La historia que voy a narrarles me la contó el profesor Óscar Ruiz, en julio de 2025, quien a su vez la escuchó de su alumno Marcelo Burneo. Así comienza esta leyenda.
Dicen que fue en los tiempos en que Quito era llamada “Luz de América”, cuando el tañido de las campanas ordenaba la vida y las sombras de los conventos se alargaban sobre las calles empedradas.
En una casa cercana a la Plaza Grande, entre los ecos del mercado y el rumor de los pregones, vivía Isabel, una joven mestiza de ojos verdes y voz serena, hija de un relojero español y de una tejedora indígena de los Andes.
El padre, hombre de precisión y silencio, medía el mundo con engranajes; la madre, con hilos y colores. De ambos, Isabel aprendió que el tiempo podía hilarse como una tela o quebrarse como un cristal.

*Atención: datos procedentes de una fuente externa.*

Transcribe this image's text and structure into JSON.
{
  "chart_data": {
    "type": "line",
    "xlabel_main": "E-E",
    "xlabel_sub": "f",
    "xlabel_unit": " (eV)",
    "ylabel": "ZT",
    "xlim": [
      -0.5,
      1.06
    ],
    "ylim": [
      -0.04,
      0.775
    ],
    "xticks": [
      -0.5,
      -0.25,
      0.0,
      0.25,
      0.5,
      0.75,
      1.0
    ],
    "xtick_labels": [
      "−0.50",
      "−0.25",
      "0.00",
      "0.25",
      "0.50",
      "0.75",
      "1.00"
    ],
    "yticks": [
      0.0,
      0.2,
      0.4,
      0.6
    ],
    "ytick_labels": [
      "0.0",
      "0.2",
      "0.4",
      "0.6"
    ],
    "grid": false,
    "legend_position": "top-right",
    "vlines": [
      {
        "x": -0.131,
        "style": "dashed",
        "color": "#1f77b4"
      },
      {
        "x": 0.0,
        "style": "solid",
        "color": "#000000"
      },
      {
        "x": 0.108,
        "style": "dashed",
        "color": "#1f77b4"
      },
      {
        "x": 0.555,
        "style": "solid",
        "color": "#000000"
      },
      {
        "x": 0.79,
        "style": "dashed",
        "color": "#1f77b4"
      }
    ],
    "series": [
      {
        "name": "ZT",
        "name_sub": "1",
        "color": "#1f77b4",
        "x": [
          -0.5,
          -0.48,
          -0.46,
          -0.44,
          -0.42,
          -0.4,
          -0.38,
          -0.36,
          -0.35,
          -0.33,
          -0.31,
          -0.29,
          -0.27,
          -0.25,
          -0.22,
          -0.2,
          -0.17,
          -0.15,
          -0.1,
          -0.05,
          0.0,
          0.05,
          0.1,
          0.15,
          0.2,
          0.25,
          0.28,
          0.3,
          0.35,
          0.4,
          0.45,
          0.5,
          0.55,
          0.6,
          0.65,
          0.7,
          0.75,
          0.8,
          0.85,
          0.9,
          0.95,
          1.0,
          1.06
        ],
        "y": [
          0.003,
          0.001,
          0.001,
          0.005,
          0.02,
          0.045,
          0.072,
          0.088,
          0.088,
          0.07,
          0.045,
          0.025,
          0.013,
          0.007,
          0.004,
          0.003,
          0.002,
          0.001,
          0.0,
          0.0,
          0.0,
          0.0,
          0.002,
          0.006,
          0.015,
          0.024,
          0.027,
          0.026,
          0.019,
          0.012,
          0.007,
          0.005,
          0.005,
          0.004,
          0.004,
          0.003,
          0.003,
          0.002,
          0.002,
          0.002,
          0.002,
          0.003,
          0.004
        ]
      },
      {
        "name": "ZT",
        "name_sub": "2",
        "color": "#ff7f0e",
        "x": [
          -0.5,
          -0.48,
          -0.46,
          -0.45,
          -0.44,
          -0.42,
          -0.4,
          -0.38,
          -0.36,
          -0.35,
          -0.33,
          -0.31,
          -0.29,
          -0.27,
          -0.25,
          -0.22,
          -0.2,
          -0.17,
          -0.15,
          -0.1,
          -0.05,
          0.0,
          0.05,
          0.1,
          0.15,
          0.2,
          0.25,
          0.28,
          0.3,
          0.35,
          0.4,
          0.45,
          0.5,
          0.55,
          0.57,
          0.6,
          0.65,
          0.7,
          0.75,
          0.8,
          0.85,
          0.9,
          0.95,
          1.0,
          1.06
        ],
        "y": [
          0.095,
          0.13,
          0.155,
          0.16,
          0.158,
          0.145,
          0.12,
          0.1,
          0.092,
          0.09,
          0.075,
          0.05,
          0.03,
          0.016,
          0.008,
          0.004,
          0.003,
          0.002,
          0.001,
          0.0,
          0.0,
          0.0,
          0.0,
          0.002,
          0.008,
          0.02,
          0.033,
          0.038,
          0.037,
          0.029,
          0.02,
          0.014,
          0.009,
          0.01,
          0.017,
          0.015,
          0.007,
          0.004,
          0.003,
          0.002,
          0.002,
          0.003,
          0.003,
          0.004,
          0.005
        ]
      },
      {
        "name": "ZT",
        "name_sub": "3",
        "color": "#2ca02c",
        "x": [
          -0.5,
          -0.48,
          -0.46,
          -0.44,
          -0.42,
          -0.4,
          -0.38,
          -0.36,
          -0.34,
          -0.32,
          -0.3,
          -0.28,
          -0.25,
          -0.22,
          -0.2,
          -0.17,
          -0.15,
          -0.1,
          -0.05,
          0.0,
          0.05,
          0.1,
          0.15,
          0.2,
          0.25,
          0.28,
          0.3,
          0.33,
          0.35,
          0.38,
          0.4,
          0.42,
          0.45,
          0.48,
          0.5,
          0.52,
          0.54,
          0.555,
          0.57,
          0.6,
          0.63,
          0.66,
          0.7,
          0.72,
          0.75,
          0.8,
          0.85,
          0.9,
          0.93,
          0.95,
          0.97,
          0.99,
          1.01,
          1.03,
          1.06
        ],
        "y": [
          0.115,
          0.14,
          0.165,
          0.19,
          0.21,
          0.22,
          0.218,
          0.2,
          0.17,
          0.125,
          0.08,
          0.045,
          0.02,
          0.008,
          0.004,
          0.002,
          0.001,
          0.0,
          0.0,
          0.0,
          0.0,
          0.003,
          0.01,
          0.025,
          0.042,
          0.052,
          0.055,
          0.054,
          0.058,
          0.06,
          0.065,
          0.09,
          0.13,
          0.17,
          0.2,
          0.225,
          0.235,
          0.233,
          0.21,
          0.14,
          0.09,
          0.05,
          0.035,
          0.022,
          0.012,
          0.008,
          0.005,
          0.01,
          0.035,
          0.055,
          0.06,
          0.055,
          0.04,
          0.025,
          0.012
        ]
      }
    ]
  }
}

El taller del relojero se abría frente a la Catedral Metropolitana. En sus muros resonaban el latido de los relojes y el olor metálico del aceite y del cobre. Allí llegaba cada semana Manuel, un joven cartógrafo de la Real Audiencia, obsesionado con trazar los caminos hacia el Chimborazo, la montaña que —decía él— era el punto más cercano al sol.
Isabel afinaba las agujas del reloj; Manuel calibraba su brújula.
El amor nació en silencio, como una melodía entre los campanarios. Pero el destino ya había trazado su advertencia: Isabel estaba prometida al hijo de un comerciante, y Manuel era visto como un loco que perseguía mapas imposibles.
Una noche, mientras reparaban el reloj de la Catedral, él le susurró:
—El Chimborazo no es solo una montaña, sino un puente hacia el sol.
Isabel, temiendo perderlo, le entregó una rosa de los vientos de plata con una frase grabada: “Guíate por el corazón, no por el norte.”
El amor secreto pronto se volvió rumor. Al descubrirlos, el padre de Isabel estalló en furia: prohibió sus encuentros, la encerró en el Convento de Santa Clara y mandó apresar a Manuel, acusándolo de deshonra. Desde entonces, las noches de ambos olieron a encierro y a campanas tristes.
Pasaron los días lentos como campanadas. Hasta que una noche de tormenta, Isabel escapó disfrazada de novicia y Manuel, ayudado por un carcelero indígena que creía en su sueño, también huyó.
Se encontraron en las faldas del Pichincha, bajo un cielo rasgado por relámpagos y granizo.
—No mires atrás —le dijo él—. Cuando lleguemos al Chimborazo, el tiempo será nuestro.
La tormenta los alcanzó antes de cumplir la promesa: la neblina borró el camino y, cegado por el hielo, Manuel cayó al abismo.
Isabel corrió hasta la Catedral, el único lugar donde sabía que el tiempo podía obedecerle. Subió la torre con el vestido empapado y, bajo las campanas que parecían llorar, giró las manecillas del reloj hacia atrás, convencida de que así haría retroceder los minutos y salvarlo.
Pero el mecanismo se trabó, y el reloj quedó detenido para siempre en las 5:15, la hora exacta en que Manuel cayó.
Desde entonces —cuentan los quiteños—, cuando la niebla desciende y el viento sopla desde los páramos, una sombra femenina sube la torre de la Catedral. Dicen que intenta mover las manecillas del reloj detenido a las 5:15, la hora en que el amor desafió al tiempo.